Выбрать главу

Кличка «бунтаря» преследовала меня всю жизнь и основывалась она на том, что я всегда «бунтовал» против несправедливого отношения старших начальников и командиров в отношении нижестоящих и им подчиненных людей.

Под воздействием систематического политического воспитания я постепенно становился убежденным коммунистом-идеалистом, уверовавшим в теоретическую часть коммунистического учения, как самого справедливого социально-общественного учения несущего всеобщее счастье, равенство и братство.

Идея всеобщего счастья, равенства и братства не могла не увлечь меня, особенно в первые годы знакомства с коммунистическим учением.

Однако, мой идеализм не мог быть «созвучным эпохе». Этого я сначала не замечал и не понимал. В результате моего идеализированного «бунтарства», я в 1931 году получил по партийний линии «строгий выговор с предупреждением» за то, что выступал против социалистического соревнования (формулировка: «За недооценку социалистического соревнования»). В 1932 году был исключен из партии «за лево-троцкистский уклон». После меня восстановили в партии, ограничившись «выговором», поскольку обвинение в «лево-троцкистской уклоне» было состряпано партийными работниками против которых я неоднократно выступал.

В то же время, по служебной линии, я всегда имел исключительно отличные аттестации, что собственно позволяло мне не только держаться на поверхности, но и продвигаться по службе и быть в высших военных учебных заведениях.

К тому же, я, с течением времени, научился меньше «бунтовать» и больше таить в себе свои сомнения и расхождения с официальной партийной линией.

С разговорами о том, что мы «получили не то, за что боролись» — мне пришлось встретиться в различное время несколько раз.

Мой зять (муж сестры) — рабочий-каменщик, пенсионер с 1924 года, с семьей в 8 человек, продолжал жить в середине и конце тридцатых годов на пенсию в 54 рубля. Он часто говорил мне: «попробуй-ка поживи на 54 рубля; да и пожаловаться то некому при своей-то власти…»
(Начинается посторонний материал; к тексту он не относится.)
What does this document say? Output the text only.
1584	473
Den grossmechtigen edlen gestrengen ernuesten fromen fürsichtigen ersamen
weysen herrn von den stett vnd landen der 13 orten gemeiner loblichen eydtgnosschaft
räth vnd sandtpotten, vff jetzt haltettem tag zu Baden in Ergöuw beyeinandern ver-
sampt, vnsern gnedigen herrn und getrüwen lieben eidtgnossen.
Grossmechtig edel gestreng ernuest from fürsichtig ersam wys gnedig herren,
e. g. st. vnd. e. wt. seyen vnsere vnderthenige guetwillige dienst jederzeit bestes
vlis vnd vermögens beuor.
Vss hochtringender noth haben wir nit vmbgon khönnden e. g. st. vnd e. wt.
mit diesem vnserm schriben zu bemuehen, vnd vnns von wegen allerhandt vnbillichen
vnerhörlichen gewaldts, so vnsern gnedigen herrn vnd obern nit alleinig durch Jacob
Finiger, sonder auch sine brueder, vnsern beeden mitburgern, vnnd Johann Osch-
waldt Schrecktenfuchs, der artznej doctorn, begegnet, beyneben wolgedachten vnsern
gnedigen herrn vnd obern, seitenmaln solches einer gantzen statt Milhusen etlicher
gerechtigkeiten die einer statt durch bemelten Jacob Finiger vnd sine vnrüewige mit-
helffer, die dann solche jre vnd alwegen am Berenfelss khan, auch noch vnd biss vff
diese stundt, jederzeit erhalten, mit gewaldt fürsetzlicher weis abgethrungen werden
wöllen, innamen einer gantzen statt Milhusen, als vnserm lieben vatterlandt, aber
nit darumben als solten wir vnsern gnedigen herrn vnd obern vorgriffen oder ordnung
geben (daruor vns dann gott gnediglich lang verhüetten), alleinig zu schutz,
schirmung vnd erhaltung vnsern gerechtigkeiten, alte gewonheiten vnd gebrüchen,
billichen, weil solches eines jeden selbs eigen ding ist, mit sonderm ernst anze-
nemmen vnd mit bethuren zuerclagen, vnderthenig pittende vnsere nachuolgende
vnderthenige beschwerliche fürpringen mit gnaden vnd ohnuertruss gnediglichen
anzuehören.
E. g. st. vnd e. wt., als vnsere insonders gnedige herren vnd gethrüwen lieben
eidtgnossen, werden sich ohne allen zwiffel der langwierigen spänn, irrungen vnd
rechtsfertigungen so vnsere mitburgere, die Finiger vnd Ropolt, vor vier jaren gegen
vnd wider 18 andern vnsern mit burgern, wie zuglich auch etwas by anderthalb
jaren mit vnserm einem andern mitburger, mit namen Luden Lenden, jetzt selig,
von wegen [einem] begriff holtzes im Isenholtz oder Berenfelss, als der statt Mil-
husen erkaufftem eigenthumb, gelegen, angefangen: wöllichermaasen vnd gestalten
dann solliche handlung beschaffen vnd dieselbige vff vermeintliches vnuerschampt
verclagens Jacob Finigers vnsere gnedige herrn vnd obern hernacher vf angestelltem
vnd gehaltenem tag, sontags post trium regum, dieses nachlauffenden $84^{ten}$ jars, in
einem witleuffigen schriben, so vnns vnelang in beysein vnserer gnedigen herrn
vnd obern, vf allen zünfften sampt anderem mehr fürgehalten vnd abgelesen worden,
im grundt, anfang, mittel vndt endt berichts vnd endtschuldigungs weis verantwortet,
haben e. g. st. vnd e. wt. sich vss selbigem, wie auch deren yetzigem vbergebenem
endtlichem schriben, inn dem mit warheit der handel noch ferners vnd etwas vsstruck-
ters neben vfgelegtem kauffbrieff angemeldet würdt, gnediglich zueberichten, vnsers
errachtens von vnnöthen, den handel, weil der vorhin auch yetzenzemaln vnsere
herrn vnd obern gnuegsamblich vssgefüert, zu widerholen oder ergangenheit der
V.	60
Мой товарищ, некий Д. В. В., бывший матрос, участник гражданской войны, окончивший в 1934 году Институт Красной Профессуры часто говорил мне: «Вот, кажется, одно средство (…револьвер…) окончить счеты с тем, за что я боролся в 1918–19 гг».

Другой мой товарищ, военный врач А. А. В., бывший в 1919 году политическим руководителем, также очень часто варьировал ту же тему, говоря: «петля на шее или вот эта „игрушка“ (…револьвер…) примирит меня с тем за что я дрался в 1919 году».

Естественно, конечно, что в результате подобных разговоров возникали споры, разбирательства, суждения и т. д., приводившие если не к определенным антикоммунистическим выводам, то к известной сумятице в понимании окружающей практической сущности советского бытия.

Я говорю об этом не потому, что желаю убедить кого-то в том, что я тогда уже был антисоветски настроенным человеком, а к тому, чтобы подчеркнуть, что у меня давно стали возникать начала сомнений.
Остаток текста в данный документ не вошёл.